2. In alternativa eseguire immunofluorescenza di MMEC murino primario dopo il secondo CD31-MCS-passo.
   1. Cappotto i coprioggetti.
      1. Trasferire una sterile 13 mm di diametro tondo vetrino coprioggetti in un pozzetto di una piastra ben 24. Vetrino coprioggetti cappotto aggiungendo 300 µ l di soluzione di rivestimento di velocità per pozzetto. Incubare per 3 – 5 min a temperatura ambiente (TA).
      2. Aspirare e scartare la soluzione di rivestimento. Sciacquare ogni pozzetto con 2 mL di PBS sterile in due lavaggi consecutivi. Aspirare e scartare PBS.

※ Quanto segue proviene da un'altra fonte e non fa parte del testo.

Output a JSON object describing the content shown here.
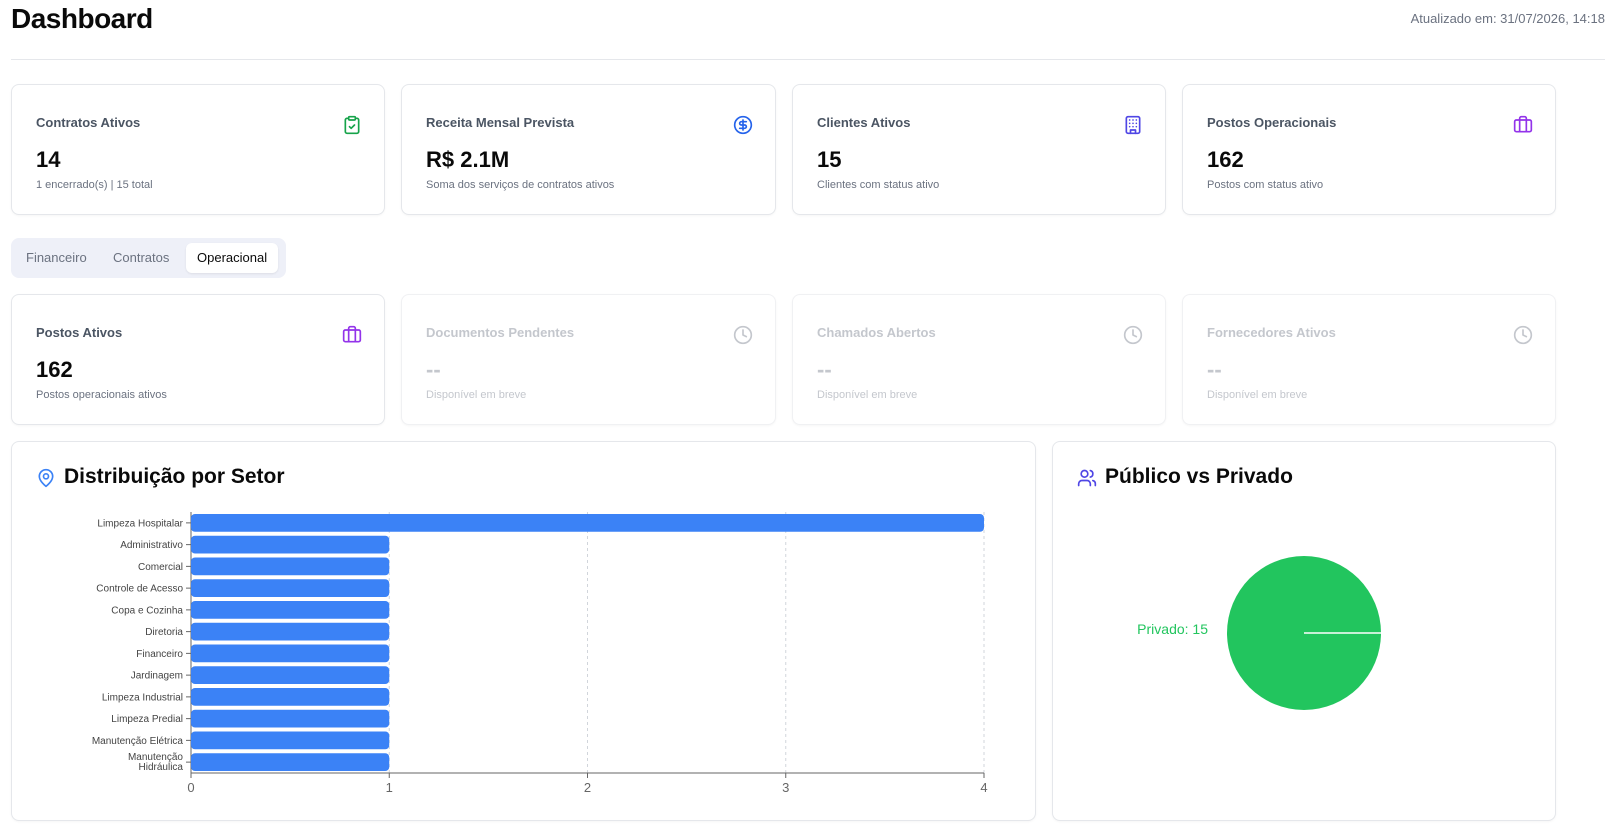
{
  "header": {
    "title": "Dashboard",
    "updated": "Atualizado em: 31/07/2026, 14:18"
  },
  "kpis_top": [
    {
      "title": "Contratos Ativos",
      "value": "14",
      "sub": "1 encerrado(s) | 15 total",
      "icon": "clipboard-check-icon",
      "color": "#16a34a"
    },
    {
      "title": "Receita Mensal Prevista",
      "value": "R$ 2.1M",
      "sub": "Soma dos serviços de contratos ativos",
      "icon": "dollar-circle-icon",
      "color": "#2563eb"
    },
    {
      "title": "Clientes Ativos",
      "value": "15",
      "sub": "Clientes com status ativo",
      "icon": "building-icon",
      "color": "#4f46e5"
    },
    {
      "title": "Postos Operacionais",
      "value": "162",
      "sub": "Postos com status ativo",
      "icon": "briefcase-icon",
      "color": "#9333ea"
    }
  ],
  "tabs": [
    {
      "label": "Financeiro",
      "active": false
    },
    {
      "label": "Contratos",
      "active": false
    },
    {
      "label": "Operacional",
      "active": true
    }
  ],
  "kpis_ops": [
    {
      "title": "Postos Ativos",
      "value": "162",
      "sub": "Postos operacionais ativos",
      "icon": "briefcase-icon",
      "color": "#9333ea"
    },
    {
      "title": "Documentos Pendentes",
      "value": "--",
      "sub": "Disponível em breve",
      "icon": "clock-icon",
      "color": "#c4c7cd"
    },
    {
      "title": "Chamados Abertos",
      "value": "--",
      "sub": "Disponível em breve",
      "icon": "clock-icon",
      "color": "#c4c7cd"
    },
    {
      "title": "Fornecedores Ativos",
      "value": "--",
      "sub": "Disponível em breve",
      "icon": "clock-icon",
      "color": "#c4c7cd"
    }
  ],
  "sector_panel": {
    "title": "Distribuição por Setor",
    "icon": "map-pin-icon",
    "accent": "#3b82f6"
  },
  "public_panel": {
    "title": "Público vs Privado",
    "icon": "users-icon",
    "accent": "#4f46e5"
  },
  "chart_data": [
    {
      "type": "bar",
      "orientation": "horizontal",
      "categories": [
        "Limpeza Hospitalar",
        "Administrativo",
        "Comercial",
        "Controle de Acesso",
        "Copa e Cozinha",
        "Diretoria",
        "Financeiro",
        "Jardinagem",
        "Limpeza Industrial",
        "Limpeza Predial",
        "Manutenção Elétrica",
        "Manutenção Hidráulica"
      ],
      "values": [
        4,
        1,
        1,
        1,
        1,
        1,
        1,
        1,
        1,
        1,
        1,
        1
      ],
      "xlim": [
        0,
        4
      ],
      "xticks": [
        "0",
        "1",
        "2",
        "3",
        "4"
      ],
      "grid": "vertical dashed",
      "color": "#3b82f6"
    },
    {
      "type": "pie",
      "slices": [
        {
          "label": "Privado",
          "value": 15,
          "color": "#22c55e"
        }
      ],
      "label_text": "Privado: 15"
    }
  ]
}
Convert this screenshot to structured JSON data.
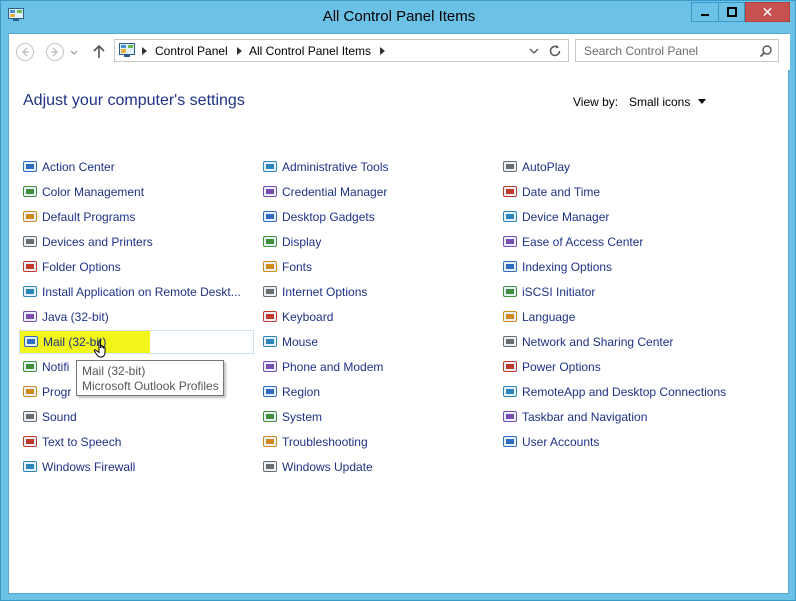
{
  "window": {
    "title": "All Control Panel Items",
    "accent_color": "#6cc1e6",
    "close_color": "#c7514f"
  },
  "nav": {
    "breadcrumb": [
      "Control Panel",
      "All Control Panel Items"
    ],
    "search_placeholder": "Search Control Panel"
  },
  "heading": "Adjust your computer's settings",
  "view_by": {
    "label": "View by:",
    "value": "Small icons"
  },
  "columns": [
    [
      {
        "label": "Action Center",
        "icon": "flag-icon"
      },
      {
        "label": "Color Management",
        "icon": "color-monitor-icon"
      },
      {
        "label": "Default Programs",
        "icon": "checklist-icon"
      },
      {
        "label": "Devices and Printers",
        "icon": "printer-icon"
      },
      {
        "label": "Folder Options",
        "icon": "folder-icon"
      },
      {
        "label": "Install Application on Remote Deskt...",
        "icon": "remote-install-icon"
      },
      {
        "label": "Java (32-bit)",
        "icon": "java-icon"
      },
      {
        "label": "Mail (32-bit)",
        "icon": "mail-icon"
      },
      {
        "label": "Notifi",
        "icon": "notification-icon"
      },
      {
        "label": "Progr",
        "icon": "programs-icon"
      },
      {
        "label": "Sound",
        "icon": "speaker-icon"
      },
      {
        "label": "Text to Speech",
        "icon": "speech-icon"
      },
      {
        "label": "Windows Firewall",
        "icon": "firewall-icon"
      }
    ],
    [
      {
        "label": "Administrative Tools",
        "icon": "gear-icon"
      },
      {
        "label": "Credential Manager",
        "icon": "vault-icon"
      },
      {
        "label": "Desktop Gadgets",
        "icon": "gadgets-icon"
      },
      {
        "label": "Display",
        "icon": "display-icon"
      },
      {
        "label": "Fonts",
        "icon": "fonts-icon"
      },
      {
        "label": "Internet Options",
        "icon": "globe-icon"
      },
      {
        "label": "Keyboard",
        "icon": "keyboard-icon"
      },
      {
        "label": "Mouse",
        "icon": "mouse-icon"
      },
      {
        "label": "Phone and Modem",
        "icon": "phone-icon"
      },
      {
        "label": "Region",
        "icon": "region-icon"
      },
      {
        "label": "System",
        "icon": "system-icon"
      },
      {
        "label": "Troubleshooting",
        "icon": "troubleshoot-icon"
      },
      {
        "label": "Windows Update",
        "icon": "update-icon"
      }
    ],
    [
      {
        "label": "AutoPlay",
        "icon": "autoplay-icon"
      },
      {
        "label": "Date and Time",
        "icon": "clock-icon"
      },
      {
        "label": "Device Manager",
        "icon": "device-manager-icon"
      },
      {
        "label": "Ease of Access Center",
        "icon": "ease-access-icon"
      },
      {
        "label": "Indexing Options",
        "icon": "indexing-icon"
      },
      {
        "label": "iSCSI Initiator",
        "icon": "iscsi-icon"
      },
      {
        "label": "Language",
        "icon": "language-icon"
      },
      {
        "label": "Network and Sharing Center",
        "icon": "network-icon"
      },
      {
        "label": "Power Options",
        "icon": "power-icon"
      },
      {
        "label": "RemoteApp and Desktop Connections",
        "icon": "remoteapp-icon"
      },
      {
        "label": "Taskbar and Navigation",
        "icon": "taskbar-icon"
      },
      {
        "label": "User Accounts",
        "icon": "users-icon"
      }
    ]
  ],
  "tooltip": {
    "line1": "Mail (32-bit)",
    "line2": "Microsoft Outlook Profiles"
  }
}
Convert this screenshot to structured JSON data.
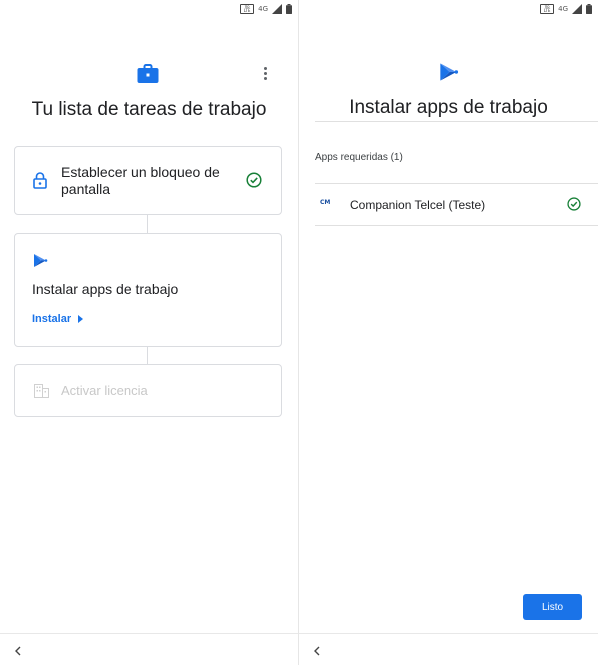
{
  "status_bar": {
    "volte": "VoLTE",
    "network": "4G"
  },
  "left_screen": {
    "title": "Tu lista de tareas de trabajo",
    "header_icon": "briefcase-icon",
    "menu_icon": "more-vert-icon",
    "steps": [
      {
        "label": "Establecer un bloqueo de pantalla",
        "icon": "lock-icon",
        "status": "completed"
      },
      {
        "label": "Instalar apps de trabajo",
        "icon": "play-icon",
        "action_label": "Instalar",
        "status": "active"
      },
      {
        "label": "Activar licencia",
        "icon": "building-icon",
        "status": "disabled"
      }
    ]
  },
  "right_screen": {
    "title": "Instalar apps de trabajo",
    "header_icon": "play-icon",
    "section_label": "Apps requeridas (1)",
    "apps": [
      {
        "name": "Companion Telcel (Teste)",
        "logo_text": "CM",
        "status": "installed"
      }
    ],
    "done_button": "Listo"
  },
  "navigation": {
    "back_icon": "chevron-left-icon"
  },
  "colors": {
    "accent": "#1a73e8",
    "success": "#188038",
    "disabled_text": "#c8c8c8",
    "divider": "#dadce0"
  }
}
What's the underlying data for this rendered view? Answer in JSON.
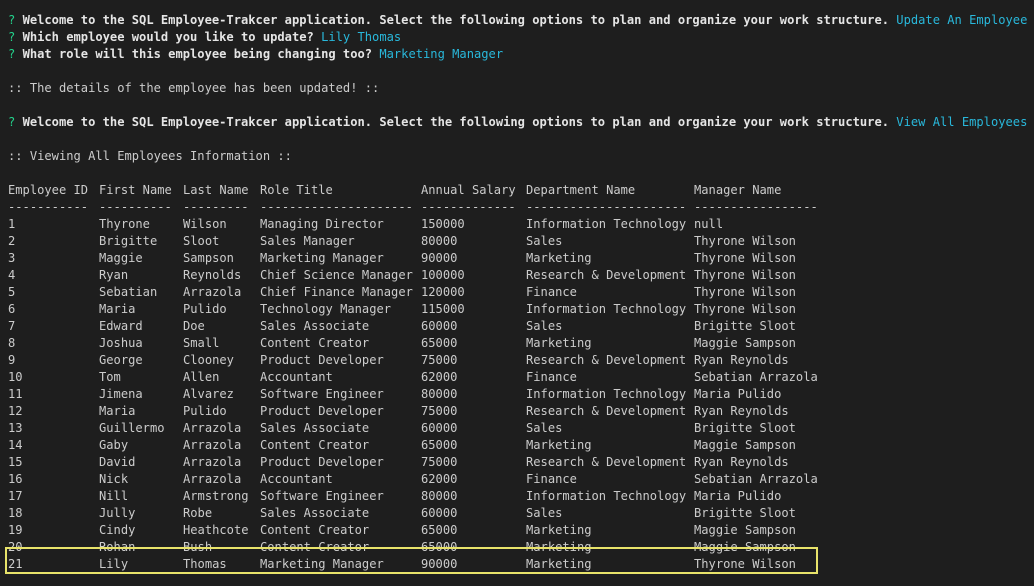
{
  "prompt_symbol": "?",
  "lines": {
    "welcome_1": "Welcome to the SQL Employee-Trakcer application. Select the following options to plan and organize your work structure.",
    "choice_1": "Update An Employee Role",
    "q_employee": "Which employee would you like to update?",
    "a_employee": "Lily Thomas",
    "q_role": "What role will this employee being changing too?",
    "a_role": "Marketing Manager",
    "updated_msg": ":: The details of the employee has been updated! ::",
    "welcome_2": "Welcome to the SQL Employee-Trakcer application. Select the following options to plan and organize your work structure.",
    "choice_2": "View All Employees",
    "viewing_msg": ":: Viewing All Employees Information ::"
  },
  "table": {
    "headers": [
      "Employee ID",
      "First Name",
      "Last Name",
      "Role Title",
      "Annual Salary",
      "Department Name",
      "Manager Name"
    ],
    "separators": [
      "-----------",
      "----------",
      "---------",
      "---------------------",
      "-------------",
      "----------------------",
      "-----------------"
    ],
    "rows": [
      [
        "1",
        "Thyrone",
        "Wilson",
        "Managing Director",
        "150000",
        "Information Technology",
        "null"
      ],
      [
        "2",
        "Brigitte",
        "Sloot",
        "Sales Manager",
        "80000",
        "Sales",
        "Thyrone Wilson"
      ],
      [
        "3",
        "Maggie",
        "Sampson",
        "Marketing Manager",
        "90000",
        "Marketing",
        "Thyrone Wilson"
      ],
      [
        "4",
        "Ryan",
        "Reynolds",
        "Chief Science Manager",
        "100000",
        "Research & Development",
        "Thyrone Wilson"
      ],
      [
        "5",
        "Sebatian",
        "Arrazola",
        "Chief Finance Manager",
        "120000",
        "Finance",
        "Thyrone Wilson"
      ],
      [
        "6",
        "Maria",
        "Pulido",
        "Technology Manager",
        "115000",
        "Information Technology",
        "Thyrone Wilson"
      ],
      [
        "7",
        "Edward",
        "Doe",
        "Sales Associate",
        "60000",
        "Sales",
        "Brigitte Sloot"
      ],
      [
        "8",
        "Joshua",
        "Small",
        "Content Creator",
        "65000",
        "Marketing",
        "Maggie Sampson"
      ],
      [
        "9",
        "George",
        "Clooney",
        "Product Developer",
        "75000",
        "Research & Development",
        "Ryan Reynolds"
      ],
      [
        "10",
        "Tom",
        "Allen",
        "Accountant",
        "62000",
        "Finance",
        "Sebatian Arrazola"
      ],
      [
        "11",
        "Jimena",
        "Alvarez",
        "Software Engineer",
        "80000",
        "Information Technology",
        "Maria Pulido"
      ],
      [
        "12",
        "Maria",
        "Pulido",
        "Product Developer",
        "75000",
        "Research & Development",
        "Ryan Reynolds"
      ],
      [
        "13",
        "Guillermo",
        "Arrazola",
        "Sales Associate",
        "60000",
        "Sales",
        "Brigitte Sloot"
      ],
      [
        "14",
        "Gaby",
        "Arrazola",
        "Content Creator",
        "65000",
        "Marketing",
        "Maggie Sampson"
      ],
      [
        "15",
        "David",
        "Arrazola",
        "Product Developer",
        "75000",
        "Research & Development",
        "Ryan Reynolds"
      ],
      [
        "16",
        "Nick",
        "Arrazola",
        "Accountant",
        "62000",
        "Finance",
        "Sebatian Arrazola"
      ],
      [
        "17",
        "Nill",
        "Armstrong",
        "Software Engineer",
        "80000",
        "Information Technology",
        "Maria Pulido"
      ],
      [
        "18",
        "Jully",
        "Robe",
        "Sales Associate",
        "60000",
        "Sales",
        "Brigitte Sloot"
      ],
      [
        "19",
        "Cindy",
        "Heathcote",
        "Content Creator",
        "65000",
        "Marketing",
        "Maggie Sampson"
      ],
      [
        "20",
        "Rohan",
        "Bush",
        "Content Creator",
        "65000",
        "Marketing",
        "Maggie Sampson"
      ],
      [
        "21",
        "Lily",
        "Thomas",
        "Marketing Manager",
        "90000",
        "Marketing",
        "Thyrone Wilson"
      ]
    ]
  },
  "colors": {
    "background": "#1e1e1e",
    "text": "#cccccc",
    "prompt": "#23d18b",
    "answer": "#29b8db",
    "highlight_border": "#e8e36a"
  }
}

      3. Semi 1 x 10⁵ cellule in 1 mL ECM il coprivetrino rivestito e incubare a 37 ° C e 5% di CO₂ in un'incubatrice sterile fino a quando le cellule sono 99% confluenti.
   2. Eseguire la fissazione e colorazione di immunofluorescenza.
      1. Togliere la soluzione ECM di cellule coltivate dal 5.2.1.3.
      2. Difficoltà cellule coltivate con l'aggiunta di 300 µ l 4% paraformaldeide (PFA) con pH 7.4 per pozzetto, per 10 min a 4° C.
         Attenzione: PFA è tossico e deve essere maneggiato con cura.
      3. 3 lavaggio procedere aggiungendo 1 mL di PBS per pozzetto e rimuovere il supernatante dopo 5 minuti a TA.
      4. Preparare un blocco soluzione contenente 5% BSA, 0,2% siero di capra Triton-X e 1% in PBS.
      5. Aggiungere 300 µ l di soluzione bloccante in ogni pozzetto e incubare per 1 h a TA.
      6. Rimuovere il supernatante e aggiungere 200 µ l di anticorpo anti-PECAM-1 (CD31) (1: 200) in 5% BSA, siero di capra 1% in PBS e incubare a 4 ° C durante la notte.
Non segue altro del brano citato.